I will pray for you as I do for you and Kathryn each day. But In this instance, have you considered that your poetry conference challenge simply equates to a game of golf? “Swing easy,” they say. “Just. Try. Harder” never works. Perhaps take a mulligan and let your senses swing easy?
Chris, I owe you one from last week’s Stable post so this is a twofer. I see a nice symmetry between these posts.
When I feel balanced, God is properly sized (big) and in control of my heart and mind, while I am properly sized (small) and obedient. That is the soul condition I long for. Too easily, distractions, fears, worries, idols fill my mind and self becomes too big, too central. It’s as if I’m in a perfectly balanced kayak and all I can do is roll over. To right the ship, I pray for God to take these daily challenges, ask for His abundant love and care to bring me peace, and turn over navigation of the kayak to Him.
When life seems unbalanced for me, I look inward and miss a lot of life around me. You can call that not noticing I suppose, because I am too self-centered, too distracted, under water. Things are not fitting for you right now, maybe your treatments are throwing off your rhythm. Maybe all you had the ability to notice last week is that you were distracted. That’s ok. As Kris mentioned, take a mulligan, you deserve one.

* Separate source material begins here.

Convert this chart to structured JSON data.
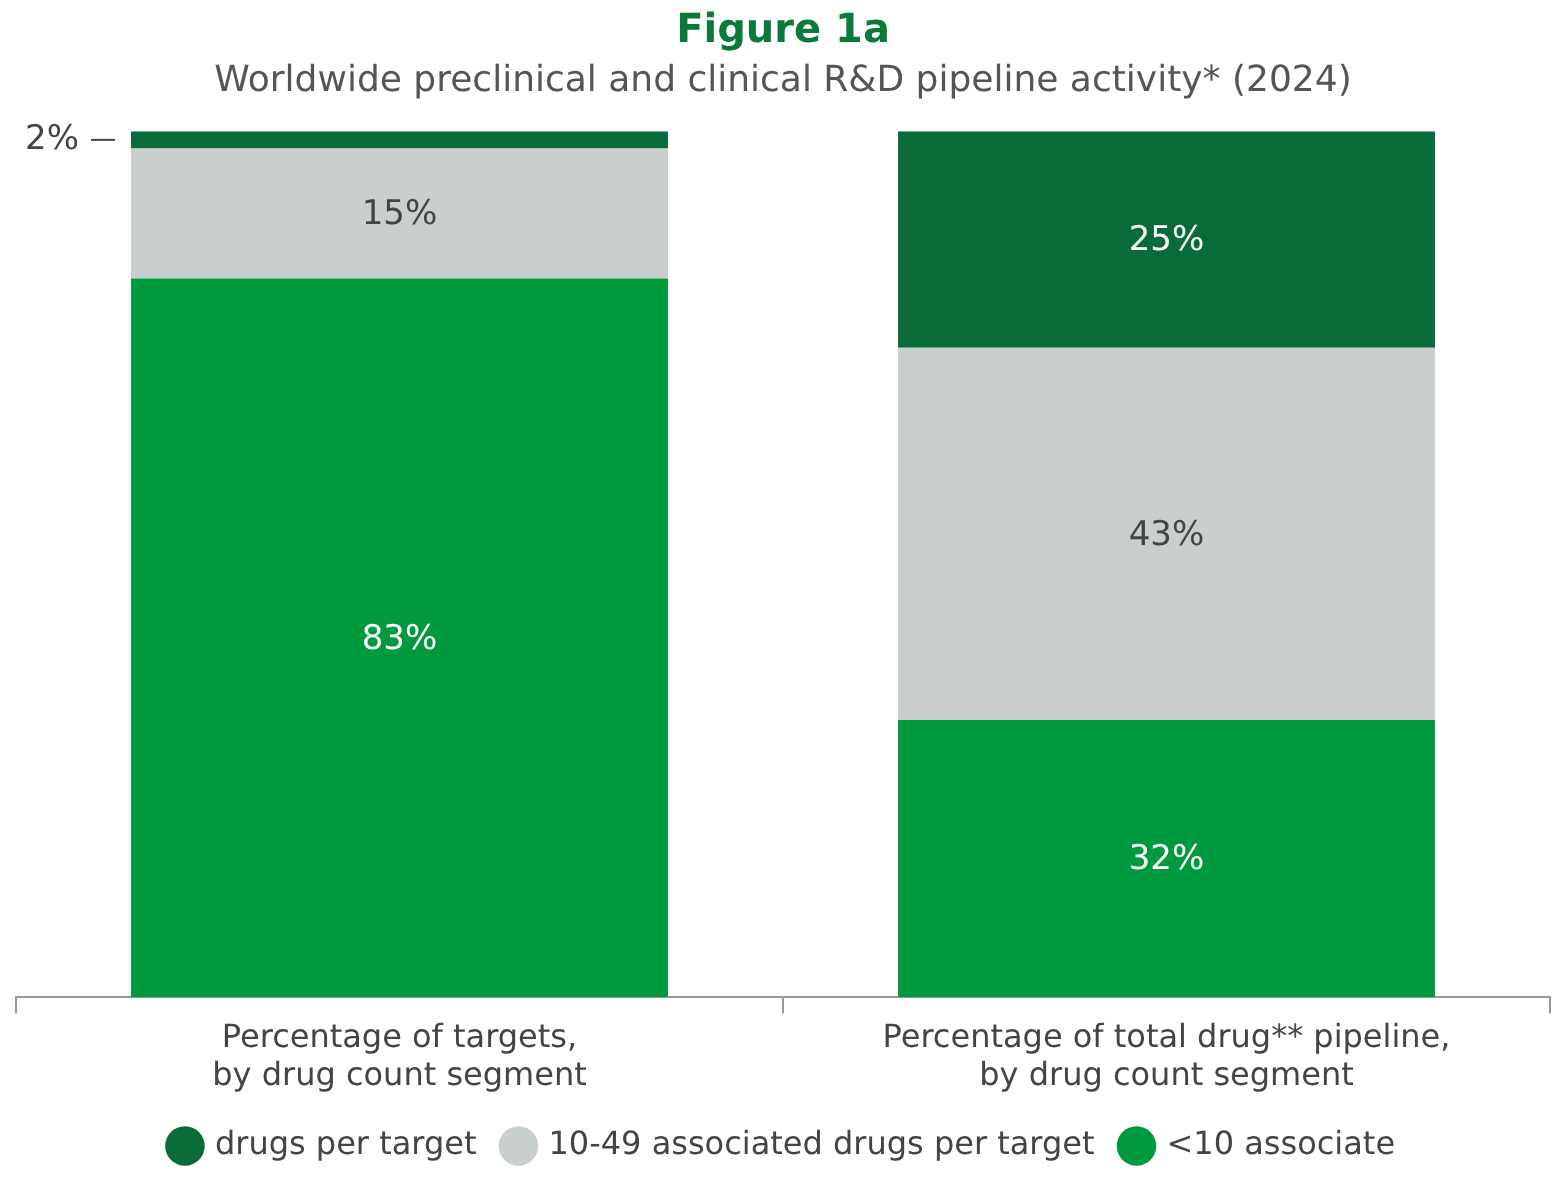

You are an amazing noticer. Probably a class 5 rapid level noticer. You notice the intricacies of spider webs, the uniqueness of an oak leaf, lying on the ground amongst thousands of other leaves, the calls of the birds in your yard, the smell of freshly baked bread, and on and on. We are all blessed that you notice things we miss or take for granted and you write about them. That inspires me to notice. You behold the glory of God’s creation and the amazing opportunity we have to live in it. I am grateful that you share some of your thought with us.
I pray for you and Kathryn. I pray that God will bring you peace this week so that you can pray and contemplate. Lean into God’s strength friend.